It’s not uncommon to find a discarded tool, ancient artifact, or something much more interesting while traveling through the Yukon wilderness.
David Beaudoin, a resident of Dawson City, Yukon, made his own mysterious discovery while hiking in Tombstone Territorial Park recently.
“It was about four to six kilometers from where we started,” Beaudoin said. “A little hunting at first, and then all uphill. And then I saw this thing.”
Beaudoin said it appeared to be an old car battery but he didn’t understand how it would end up in that place, almost on top of a mountain.
“There’s nothing else around,” he said.
“There are no trails. There are no markings made by anyone. There are no vehicles going up there.”
Beaudoin said he turned the object over to inspect it further and said it looked like it hadn’t been there for that long.
It looked like it “literally fell from the sky,” he said.
That’s when another thought came to mind. In February, an unidentified object, later called a “suspicious balloon” by officials, was shot down over the Yukon by fighter jets. The remains of the object were said to be somewhere between Dawson City and Mayo.
“I thought, ‘Well, that’s it: I found the space balloon payload, or whatever,'” Beaudoin told Breaking:. “I don’t think it’s that, but it would be cool if it was.”
Beaudoin decided to leave the object where he found it. He took some photos of it that he would then post on social media in the hopes that someone could help him identify what it was.
Many speculations arose, from an excavator battery to a flux capacitor.
One person who saw the photos is Dawson resident Jed Biernaski.
Biernaski is the manager of NAPA Auto Parts in Dawson and thought he knew what it was as soon as he saw it.
“I think it’s a battery,” he said. “With the boards and the connections between the boards, that’s what I would think. It’s just missing its box.”

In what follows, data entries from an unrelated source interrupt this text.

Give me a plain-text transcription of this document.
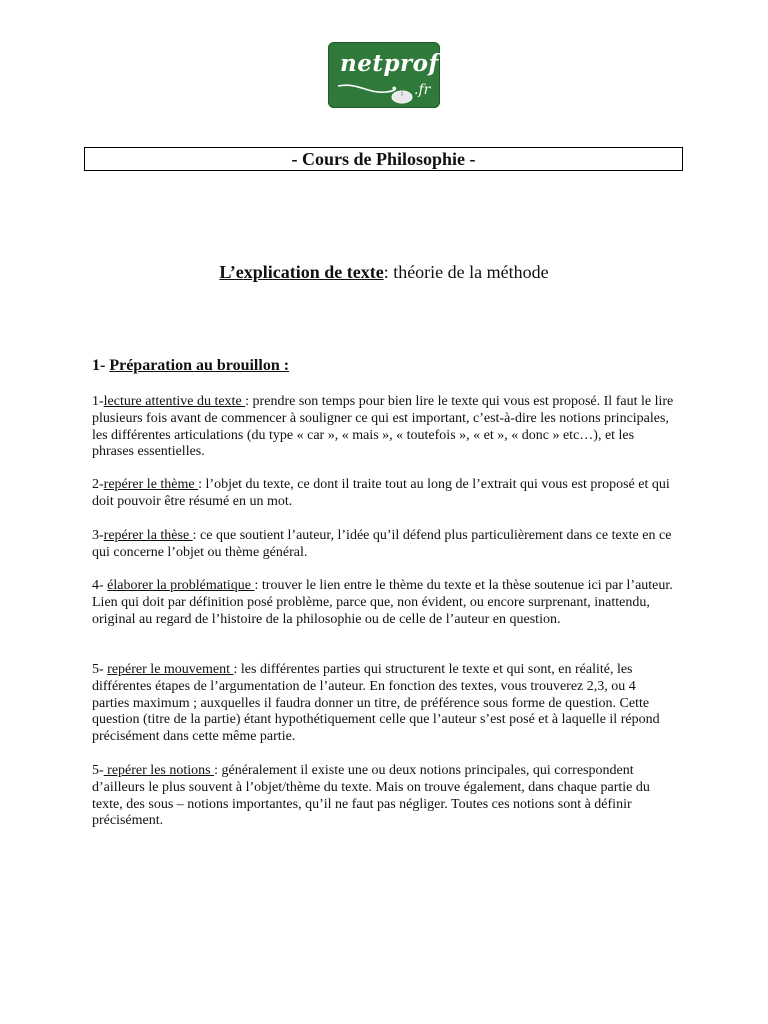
netprof
.fr
- Cours de Philosophie -
L’explication de texte: théorie de la méthode
1- Préparation au brouillon :
1-lecture attentive du texte : prendre son temps pour bien lire le texte qui vous est proposé. Il faut le lire plusieurs fois avant de commencer à souligner ce qui est important, c’est-à-dire les notions principales, les différentes articulations (du type « car », « mais », « toutefois », « et », « donc » etc…), et les phrases essentielles.
2-repérer le thème : l’objet du texte, ce dont il traite tout au long de l’extrait qui vous est proposé et qui doit pouvoir être résumé en un mot.
3-repérer la thèse : ce que soutient l’auteur, l’idée qu’il défend plus particulièrement dans ce texte en ce qui concerne l’objet ou thème général.
4- élaborer la problématique : trouver le lien entre le thème du texte et la thèse soutenue ici par l’auteur. Lien qui doit par définition posé problème, parce que, non évident, ou encore surprenant, inattendu, original au regard de l’histoire de la philosophie ou de celle de l’auteur en question.
5- repérer le mouvement : les différentes parties qui structurent le texte et qui sont, en réalité, les différentes étapes de l’argumentation de l’auteur. En fonction des textes, vous trouverez 2,3, ou 4 parties maximum ; auxquelles il faudra donner un titre, de préférence sous forme de question. Cette question (titre de la partie) étant hypothétiquement celle que l’auteur s’est posé et à laquelle il répond précisément dans cette même partie.
5- repérer les notions : généralement il existe une ou deux notions principales, qui correspondent d’ailleurs le plus souvent à l’objet/thème du texte. Mais on trouve également, dans chaque partie du texte, des sous – notions importantes, qu’il ne faut pas négliger. Toutes ces notions sont à définir précisément.
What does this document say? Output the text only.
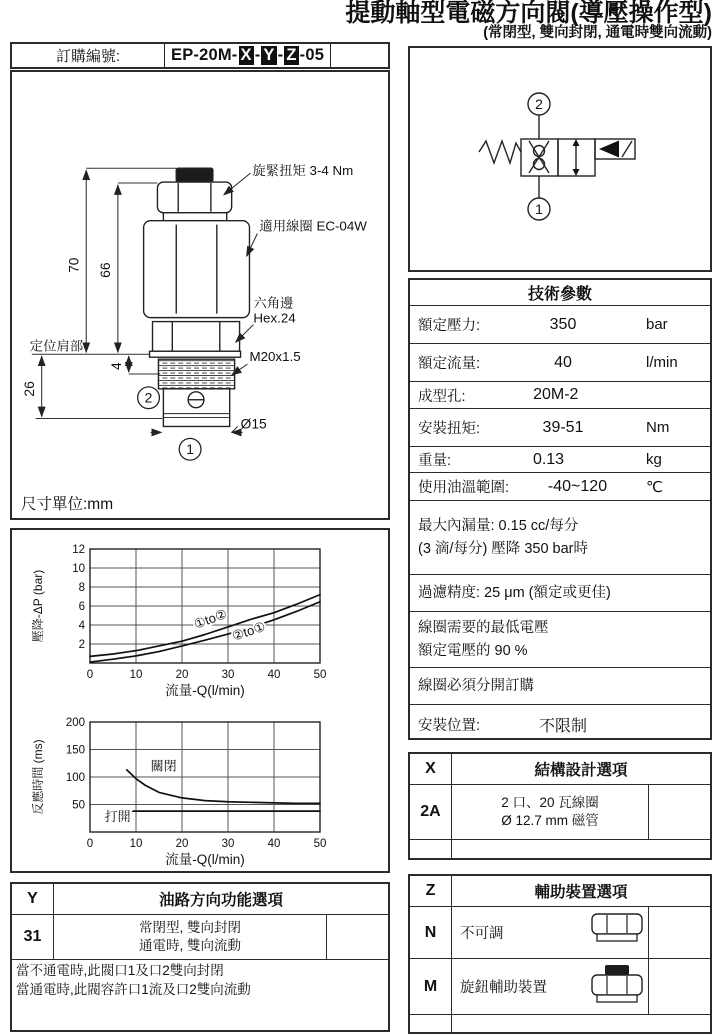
提動軸型電磁方向閥(導壓操作型)
(常閉型, 雙向封閉, 通電時雙向流動)
訂購編號:	EP-20M- X - Y - Z -05
70 66
26
4
Ø15
定位肩部
2
1
旋緊扭矩 3-4 Nm
適用線圈 EC-04W
六角邊
Hex.24
M20x1.5
尺寸單位:mm
0	10	20	30	40	50
2
4
6
8
10
12
流量-Q(l/min)
壓降-ΔP (bar)	①to② ②to①

0	10	20	30	40	50
50
100
150
200
流量-Q(l/min)
反應時間 (ms)	關閉
打開
2
1
技術參數
額定壓力:	350	bar
額定流量:	40	l/min
成型孔:	20M-2
安裝扭矩:	39-51	Nm
重量:	0.13	kg
使用油溫範圍:	-40~120	℃
最大內漏量: 0.15 cc/每分
(3 滴/每分) 壓降 350 bar時
過濾精度: 25 μm (額定或更佳)
線圈需要的最低電壓
額定電壓的 90 %
線圈必須分開訂購
安裝位置:	不限制
X	結構設計選項
2A
2 口、20 瓦線圈
Ø 12.7 mm 磁管
Z	輔助裝置選項
N	不可調
M	旋鈕輔助裝置
Y	油路方向功能選項
31
常閉型, 雙向封閉
通電時, 雙向流動
當不通電時,此閥口1及口2雙向封閉
當通電時,此閥容許口1流及口2雙向流動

“In the early ’20s and ’30s, they actually used wooden boxes for their batteries,” he said. “Therefore, it may have rotted away and left the lead plates and connections inside.”
Like Beaudoin, Biernaski was perplexed as to how a battery would end up on the top of a mountain.
“I thought about that too,” he told Breaking:. “Because there were no footprints. Or alternatively, there were footprints once, but over time they grew.”

According to Beaudoin, the more he thinks about it, the object he found is probably an old battery of some kind, but he still has hope for a much more interesting result.
“I was thinking, yeah, it sure is a battery,” he said. “But maybe it’s the battery of the strange satellite that was floating over our airspace.
“It hasn’t been confirmed yet that it’s not cool. It’s unlikely to be as cool as I’d like it to be.”